Suspended Time (TBA) French auteur Olivier Assayas mines his pandemic experience for this story of an artist who spends lockdown with his entire family in the countryside. This subgenre should have been over before it began, but if anyone can do it well, it’s the mind behind Personal Shopper and Clouds of Sils Maria.
We Shall Be All (TBA): Jia Zhangke had an international hit with 2019’s Chinese crime epic Ash Is Purest White. After a brief hiatus, he’s back with a film twenty years in the making that assembles footage of couples in various stages of their relationships.
The Sparrow in the Chimney (TBA): Inscrutable Swiss director Ramon Zürcher (The Girl and the Spider, The Strange Little Cat) takes his talent for finding the profound in the mundane to a family birthday party that turns into an emotional inferno when memories of the deceased bleed into happy times.

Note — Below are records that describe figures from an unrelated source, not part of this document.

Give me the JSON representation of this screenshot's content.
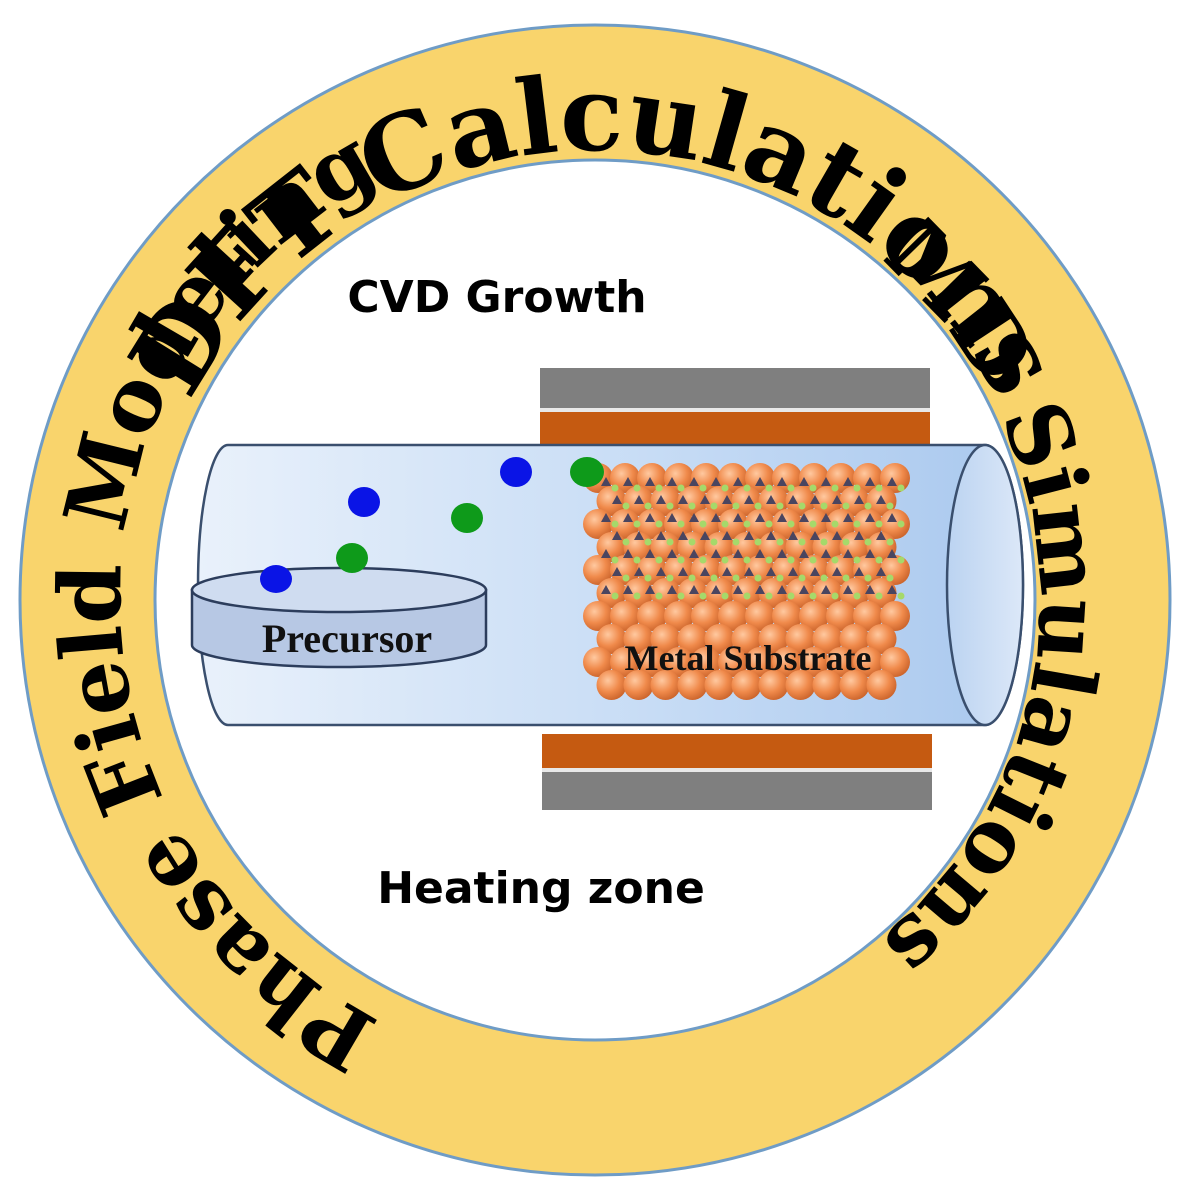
{
  "ring": {
    "top_label": "DFT Calculations",
    "right_label": "MD Simulations",
    "left_label": "Phase Field Modeling",
    "fill_color": "#F9D46C",
    "border_color": "#6F9CC6"
  },
  "center": {
    "title": "CVD Growth",
    "bottom_label": "Heating zone",
    "precursor_label": "Precursor",
    "substrate_label": "Metal Substrate"
  },
  "colors": {
    "tube": "#C9DDF6",
    "heater_gray": "#7F7F7F",
    "heater_orange": "#C55A11",
    "substrate_atom": "#F08A4B",
    "adatom_green": "#A6D96A",
    "adatom_dark": "#4A4560",
    "particle_blue": "#0A14E6",
    "particle_green": "#0E9A1A"
  }
}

Bird (TBA): The only thing we know about the latest from British powerhouse Andrea Arnold (Fish Tank, American Honey) is that Barry Keoghan dropped out of Gladiator 2 to be in her latest. We’ll tell you all about it when it’s on our top films of 2024 list.
Blitz (TBA): Steve McQueen (12 Years a Slave) makes his first foray into the war epic with Saorise Ronan and Harris Dickinson. This Apple TV+ release is tailor-made for consumption while spending the holidays alone in your childhood bedroom or through AirPods during Thanksgiving dinner.
Hand of Dante (TBA:) Julian Schnabel (The Diving Bell and the Butterfly, At Eternity’s Gate) investigates Dante’s creation of The Divine Comedy and the struggle to verify its authenticity in an interwoven narrative starring Oscar Isaac, Gal Gadot, Jason Momoa, Gerard Butler, John Malkovich, Franco Nero, and Al Pacino.